Why had I chosen such complicated type? There are two reasons. The first is that the implementation becomes very similar to one we have in imperative languages. The second is that I needed to manipulate the value returned in case of conflict to restore the odd cycle, and this becomes much simpler in Maybe.

So, here we go now.

{-# LANGUAGE ExplicitForAll #-}
{-# LANGUAGE ScopedTypeVariables #-}

data Part = LeftPart | RightPart

otherPart :: Part -> Part
otherPart LeftPart  = RightPart
otherPart RightPart = LeftPart

type PartMap a = Map.Map a Part
type OddCycle a = [a]

toEither :: Ord a => PartMap a -> a -> Either a a
toEither m v = case fromJust (v `Map.lookup` m) of
                    LeftPart  -> Left  v
                    RightPart -> Right v

type PartMonad a = MaybeT (State (PartMap a)) [a]

detectParts :: forall a.

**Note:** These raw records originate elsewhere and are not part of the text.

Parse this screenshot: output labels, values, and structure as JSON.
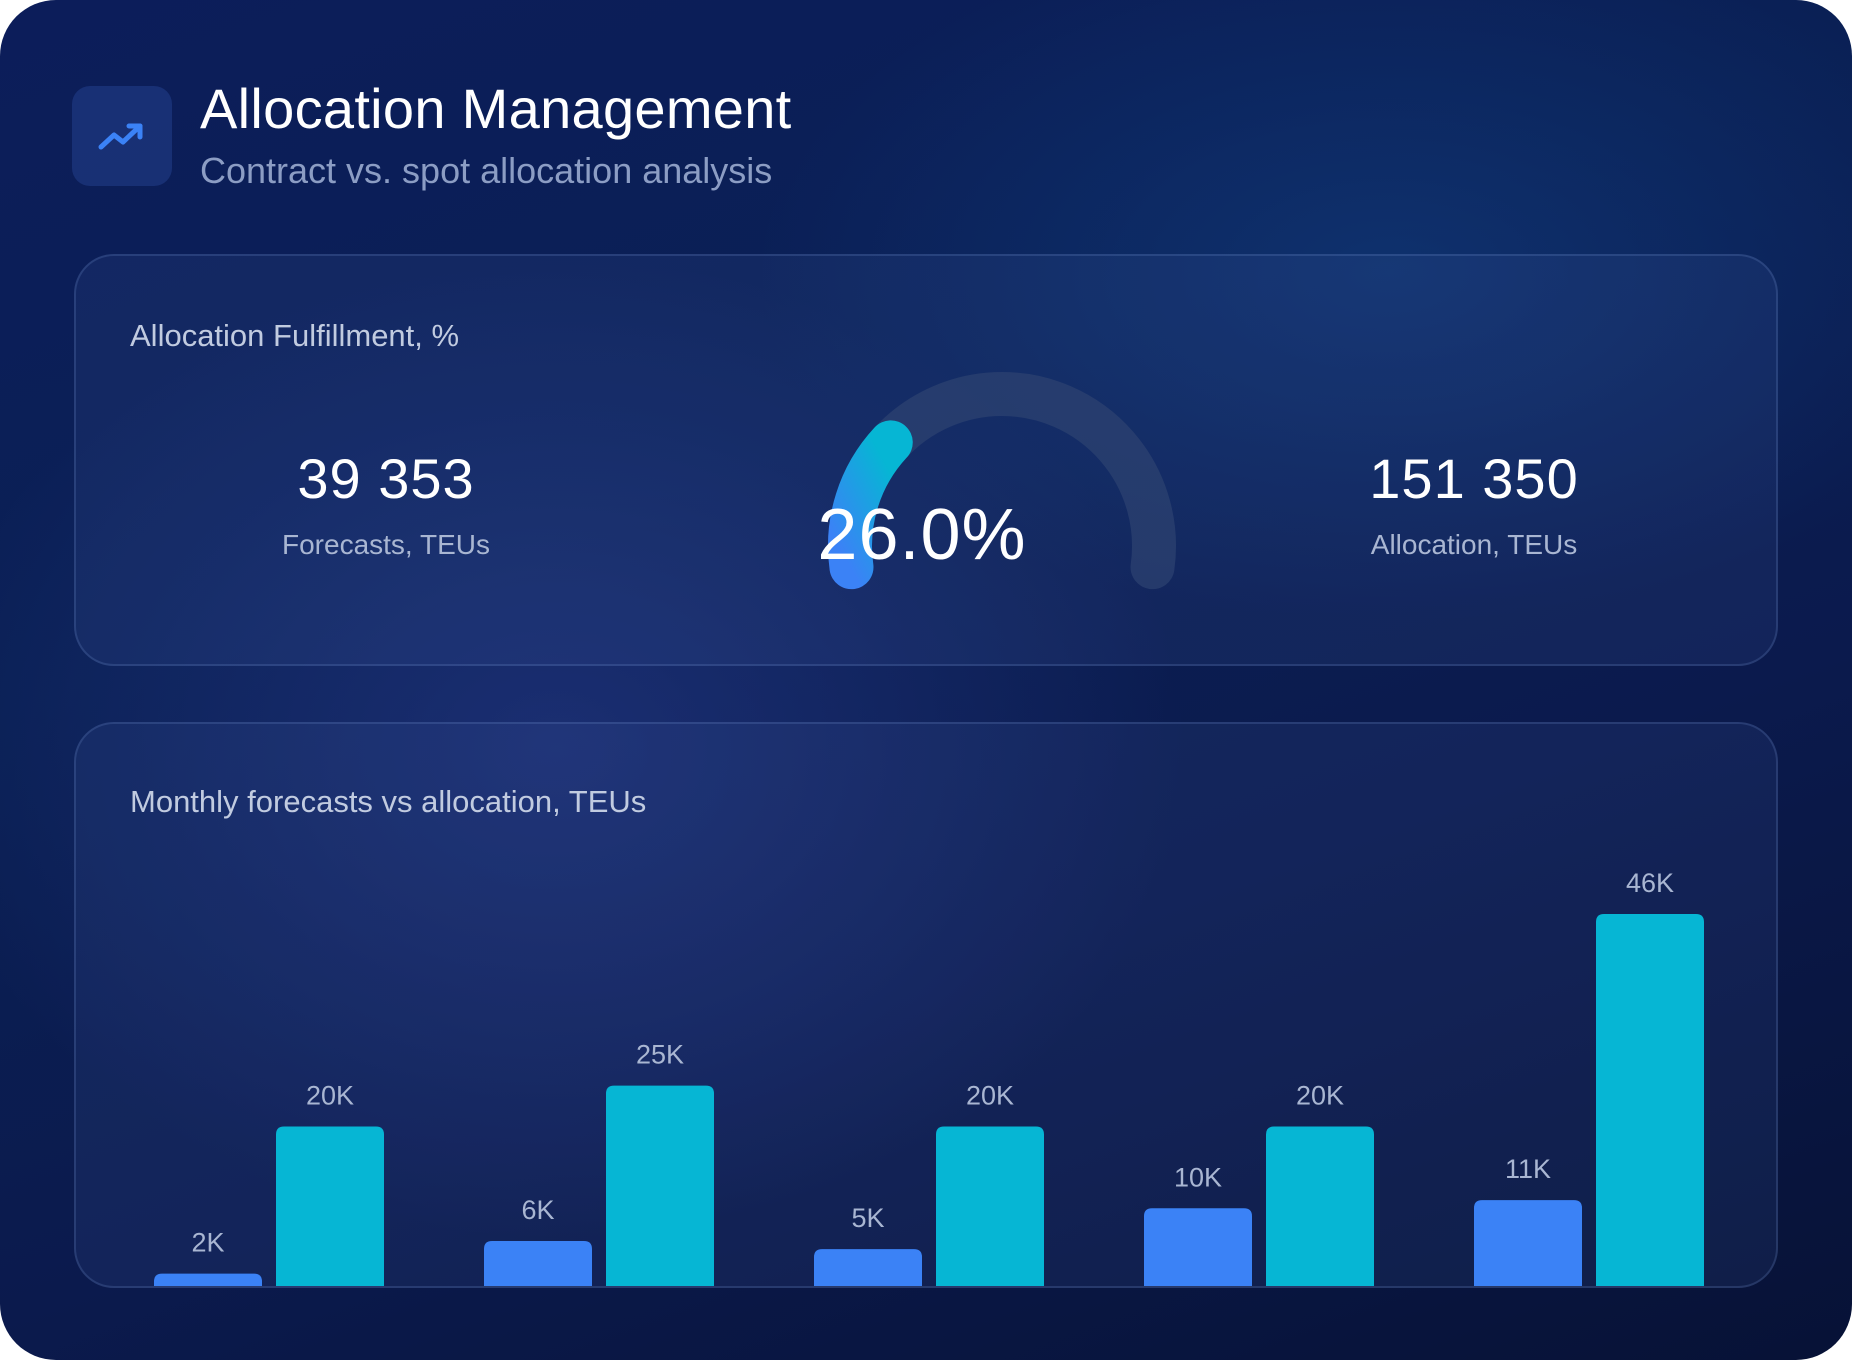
{
  "header": {
    "icon": "trending-up-icon",
    "title": "Allocation Management",
    "subtitle": "Contract vs. spot allocation analysis"
  },
  "fulfillment": {
    "title": "Allocation Fulfillment, %",
    "forecasts_value": "39 353",
    "forecasts_label": "Forecasts, TEUs",
    "percent_text": "26.0%",
    "percent_fraction": 0.26,
    "allocation_value": "151 350",
    "allocation_label": "Allocation, TEUs"
  },
  "colors": {
    "forecast": "#3b82f6",
    "allocation": "#06b6d4",
    "gauge_track": "#2c4270"
  },
  "chart_data": {
    "type": "bar",
    "title": "Monthly forecasts vs allocation, TEUs",
    "categories": [
      "",
      "",
      "",
      "",
      ""
    ],
    "series": [
      {
        "name": "Forecasts",
        "values": [
          2,
          6,
          5,
          10,
          11
        ],
        "labels": [
          "2K",
          "6K",
          "5K",
          "10K",
          "11K"
        ]
      },
      {
        "name": "Allocation",
        "values": [
          20,
          25,
          20,
          20,
          46
        ],
        "labels": [
          "20K",
          "25K",
          "20K",
          "20K",
          "46K"
        ]
      }
    ],
    "unit": "K TEUs",
    "ylim": [
      0,
      46
    ],
    "grid": false
  }
}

Ord a => Graph a -> Either (OddCycle a) (Bigraph a a)
detectParts g = case runState (runMaybeT dfs) Map.empty of
                     (Just c, _)  -> Left  $ oddCycle c
                     (Nothing, m) -> Right $ toBipartiteWith (toEither m) g
    where
        inVertex :: Part -> a -> PartMonad a
        inVertex p v = ((:) v) <$> do modify $ Map.insert v p
                                      let q = otherPart p
                                      msum [ onEdge q u | u <- neigbours v g ]

        {-# INLINE onEdge #-}
        onEdge :: Part -> a -> PartMonad a
        onEdge p v = do m <- get
                        case v `Map.lookup` m of
                             Nothing -> inVertex p v
                             Just q  -> do guard (q /= p)
                                           return [v]

        processVertex :: a -> PartMonad a
        processVertex v = do m <- get
                             guard (v `Map.notMember` m)
                             inVertex LeftPart v

        dfs :: PartMonad a
        dfs = msum [ processVertex v | v <- vertexList g ]

        oddCycle :: [a] -> [a]
        oddCycle c = tail (dropWhile ((/=) last c) c)

I’ll try to explain each of the first four scoped functions: this is the core of the algorithm.

That’s it.

The Story of INLINE

When I first wrote the above code, action was not explicitly inlined. Then, when I was benchmarking different versions of detectParts to select the best, I noticed that on some graphs this version with transformers had a serious overhead over the version with Either. I had no idea of what was going on, because semantically two functions were supposed to perform the same operations. And it became even weirder when I ran it on another machine with another version of GHC and didn’t notice any overhead there.

After a weekend of reading GHC Core code, I managed to fix this with one explicit inline. At some point between GHC 8.4.4 and GHC 8.6.5 they changed the optimizer in some way that it didn’t inline action.

This is just a crazy thing about programming I didn’t expect to come through with Haskell. Still, it seems that the optimizers make mistakes even in our time and it is our job to give them hints of what should be done. For example, here we knew that the function should be inlined as it is in the imperative version, and that’s a reason to give GHC a hint.

What Comes Next?

When this patch is merged, I’m going to start implementing Hopcroft-Karp algorithm. I think the BFS part is going to be rather interesting, so the next blog post will come in a couple of weeks.